31st Sunday – Year A

Mass Readings

Reading 1 – Malachi 1:14 – 2:10
Psalm – Psalm 131:1-3
Reading 2 – 1 Thessalonians 2:7-13
Gospel – Matthew 23:1-12

Homilies

A Challenge to the Sons of Levi by Bishop Barron

  • Tough readings today for priests. There is nothing quite like it in the Bible in the way in which corruption is exposed. Jesus blasts the Pharisees because they use their religious status and identity as a way to aggrandize their egos.
  • Priests today must speak the truth and carry the burden of that truth lovingly with everyone they meet. Our vestments must always remind us of the splendor of the souls we are called to serve.

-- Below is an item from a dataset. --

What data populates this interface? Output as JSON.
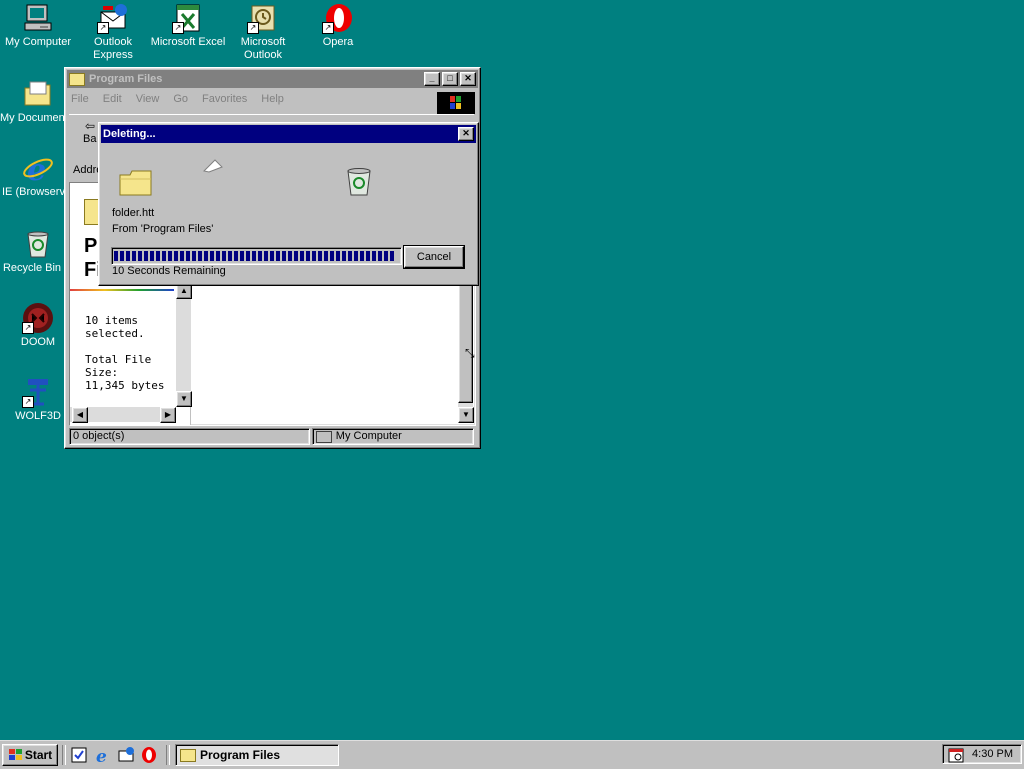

Christ as Teacher by Fr. Cantalamessa

  • In today’s Gospel, we come across an important title for Jesus: “You have one master, the Christ.”
  • Whereas masters at the time of Christ were paid by their disciples through small jobs of service, the opposite relationship happens with Jesus – masters serve their disciples.
  • A personal result of today’s reflection on the Gospel would be to rediscover what an honor, unheard of privilege, and “title of recommendation” it is, before God, to be disciples of Jesus of Nazareth; for us to put that also on the top of our “references.” That any one who sees or hears us can say of us what the woman said to Peter in the Sanhedrin’s courtyard: “You are also one of his disciples. Your conduct betrays you” (Matthew 26:73).

 

Commentaries

Brant Pitre

  • Today’s Gospel might be one of the most difficult passages to be preached in the entire liturgical year for Year A.
  • Context = although the scribes and Pharisees are legitimate teachers of the Jewish people (they teach from the kathedra of Moses), they are hypocrites and prideful men who want the praise of men.
  • Now Jesus turns to His disciples and gives them a different instruction = call no man rabbi, nor father, nor master. Why? Verse 11 is the whole point of Jesus’ teaching here. Servant = diakonos. Whoever is the highest has to be the deacon, the servant of everyone else. Why? Well the upshot is simple, because whoever exalts himself is going to be humbled, but whoever humbles himself will be exalted. The disciples must be humble servants who lead by example.
  • 1st reading = Levi priests are supposed to be a kind of living image of God the Father. But they are wicked and a stumbling block due to spiritual pride.
  • Responsorial Psalm = all about spiritual pride and humility. The psalmist is seeking to be humble.

Hans Urs von Balthasar, Book: Light of the World 

  • All of the texts today have to do with priesthood as an office of service.
  • “In its innermost essence, the office he institutes is an office of service, a “service at table” (140).
  • In the second reading, Paul gives us an ideal portrait of how a priest should conduct himself in a Christian office: he loves the congregation entrusted to him like a mother loves a child… like Christ, he permits the members to participate in his life… he works as a servant… He has no interest in gaining influence over the congregation – all he strives for is that God’s Word might be “at work in you who believe” (141).